Recently, the State Security Department [SSD] expanded its scope of surveillance and has initiated more wiretaps, a source in South Pyongan Province told Daily NK on Monday. The SSD has ordered its units to keep a close watch on people of specific social rankings such as state enterprise authorities and donju. 

This development was confirmed by sources in two other provinces of North Korea, but in order to protect their identities Daily NK cannot reveal their respective locations.

In the past, only certain people were listed for monitoring such as problem groups -- that is, the hostile class within the songbun classification system [family political background and loyalty], those who had gone suspiciously missing, defector family members, or people who had been abroad on business trips, according to the source. 

Now, that scope is much wider, encompassing unit heads from state enterprises, trade company heads, and affluent classes who work in foreign currency-earning posts all on the watch list for monitoring, he asserted. 

State officials have noted that group leaders from state-run firms are constantly in contact with large numbers of members from the public, and donju play a crucial role in the economy due to more capitalist elements infiltrating society, the source added, explaining that such contact and influence-wielding potential among the masses is why authorities are keeping closer tabs on them in a bid to root out any risks down the line. 

In addition to the wiretapping, security officials have been planting two to three informants at each state enterprise to monitor and report on peoples activities; one of the most popular methods reported is that of engaging close friends and meticulously collecting every minute detail of their lives.

Officials who are mobilized to Kim Jong Un-related events are all on the list with no exception and are being closely watched, the source said, adding that this is why the list even includes workers tasked with particularly important work, such as train station masters, their deputies, and duty officers.   

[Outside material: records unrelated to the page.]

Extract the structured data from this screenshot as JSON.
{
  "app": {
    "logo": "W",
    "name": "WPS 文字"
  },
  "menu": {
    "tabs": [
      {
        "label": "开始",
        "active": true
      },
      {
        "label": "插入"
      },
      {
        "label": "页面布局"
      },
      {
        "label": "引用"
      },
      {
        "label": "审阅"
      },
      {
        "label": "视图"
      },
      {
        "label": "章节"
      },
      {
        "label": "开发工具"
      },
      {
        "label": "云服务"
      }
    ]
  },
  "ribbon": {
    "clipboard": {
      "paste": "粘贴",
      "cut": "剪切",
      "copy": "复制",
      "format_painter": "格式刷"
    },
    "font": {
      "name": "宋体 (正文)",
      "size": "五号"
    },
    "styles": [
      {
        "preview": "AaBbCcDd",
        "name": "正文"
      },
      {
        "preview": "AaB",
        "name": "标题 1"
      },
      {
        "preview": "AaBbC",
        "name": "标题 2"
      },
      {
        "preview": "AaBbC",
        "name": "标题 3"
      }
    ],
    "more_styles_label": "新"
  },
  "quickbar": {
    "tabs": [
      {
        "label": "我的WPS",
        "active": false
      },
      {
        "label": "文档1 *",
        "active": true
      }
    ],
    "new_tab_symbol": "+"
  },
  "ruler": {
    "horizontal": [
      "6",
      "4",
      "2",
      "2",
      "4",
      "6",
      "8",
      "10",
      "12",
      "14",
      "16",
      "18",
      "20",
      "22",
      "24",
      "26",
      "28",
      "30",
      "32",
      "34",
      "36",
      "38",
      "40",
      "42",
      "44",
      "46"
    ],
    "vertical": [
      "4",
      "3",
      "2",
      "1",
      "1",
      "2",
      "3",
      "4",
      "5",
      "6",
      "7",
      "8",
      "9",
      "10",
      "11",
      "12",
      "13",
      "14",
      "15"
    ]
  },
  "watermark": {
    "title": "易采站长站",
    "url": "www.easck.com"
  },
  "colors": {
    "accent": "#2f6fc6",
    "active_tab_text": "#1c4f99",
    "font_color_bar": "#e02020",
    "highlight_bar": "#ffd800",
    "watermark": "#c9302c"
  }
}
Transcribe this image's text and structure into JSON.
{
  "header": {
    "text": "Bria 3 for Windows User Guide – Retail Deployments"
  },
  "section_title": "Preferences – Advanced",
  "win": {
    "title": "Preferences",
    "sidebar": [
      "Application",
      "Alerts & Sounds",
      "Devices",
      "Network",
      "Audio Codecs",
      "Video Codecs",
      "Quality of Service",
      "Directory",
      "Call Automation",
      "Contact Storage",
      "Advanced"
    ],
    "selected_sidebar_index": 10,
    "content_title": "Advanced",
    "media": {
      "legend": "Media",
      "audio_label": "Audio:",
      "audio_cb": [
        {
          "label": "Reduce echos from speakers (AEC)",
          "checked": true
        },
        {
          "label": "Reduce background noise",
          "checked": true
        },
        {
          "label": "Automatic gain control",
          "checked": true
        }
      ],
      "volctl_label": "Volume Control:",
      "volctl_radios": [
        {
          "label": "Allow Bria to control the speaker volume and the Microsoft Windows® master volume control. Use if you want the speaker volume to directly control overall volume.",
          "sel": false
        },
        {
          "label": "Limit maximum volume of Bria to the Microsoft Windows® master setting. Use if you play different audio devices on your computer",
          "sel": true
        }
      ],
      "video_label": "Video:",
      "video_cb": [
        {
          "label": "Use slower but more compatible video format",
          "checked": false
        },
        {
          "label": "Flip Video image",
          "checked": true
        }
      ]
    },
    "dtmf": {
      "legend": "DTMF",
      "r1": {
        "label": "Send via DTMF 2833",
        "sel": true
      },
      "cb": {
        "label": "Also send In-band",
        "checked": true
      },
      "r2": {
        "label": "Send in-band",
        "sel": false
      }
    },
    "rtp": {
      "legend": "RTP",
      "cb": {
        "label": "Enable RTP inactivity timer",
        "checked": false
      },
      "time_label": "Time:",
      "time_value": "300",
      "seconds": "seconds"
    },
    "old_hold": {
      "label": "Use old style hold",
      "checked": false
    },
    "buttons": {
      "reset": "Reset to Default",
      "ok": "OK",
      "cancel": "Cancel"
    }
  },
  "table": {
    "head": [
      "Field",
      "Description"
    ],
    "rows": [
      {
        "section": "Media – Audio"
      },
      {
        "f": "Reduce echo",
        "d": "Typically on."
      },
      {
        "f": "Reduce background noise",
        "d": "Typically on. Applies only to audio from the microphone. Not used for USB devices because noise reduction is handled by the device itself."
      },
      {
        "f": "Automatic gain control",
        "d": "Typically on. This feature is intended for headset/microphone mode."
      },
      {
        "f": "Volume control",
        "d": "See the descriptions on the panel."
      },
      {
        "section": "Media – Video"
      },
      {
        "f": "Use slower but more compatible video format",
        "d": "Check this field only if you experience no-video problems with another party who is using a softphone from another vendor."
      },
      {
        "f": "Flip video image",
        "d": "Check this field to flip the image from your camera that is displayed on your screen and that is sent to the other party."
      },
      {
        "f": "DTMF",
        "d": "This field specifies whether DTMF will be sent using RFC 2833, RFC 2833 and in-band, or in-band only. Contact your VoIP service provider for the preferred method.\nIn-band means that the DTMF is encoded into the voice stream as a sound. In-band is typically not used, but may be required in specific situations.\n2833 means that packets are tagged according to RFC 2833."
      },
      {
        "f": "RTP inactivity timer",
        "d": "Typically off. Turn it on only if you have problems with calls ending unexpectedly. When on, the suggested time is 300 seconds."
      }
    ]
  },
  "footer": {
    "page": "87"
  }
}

Their mobile phones and home phones are always being wiretapped, he said, noting that special agents are dispatched to rooms nearby the homes and offices of suspects in groups of twos and threes to listen in on conversations in two to three hour shifts around the clock. 

Security agents also assign young female operators in their teens and 20s at provincial telegraph and telephone offices with wiretapping duties, and if the power goes out or theres a problem with phone lines, they dispatch a repairman immediately to reconnect the lines of people on the watch list, he said. 

Unsurprisingly, the step-up on wiretapping and surveillance has added a new layer of anxiety for people, with some, for the time being, too scared to even talk to their own family members," according to the source.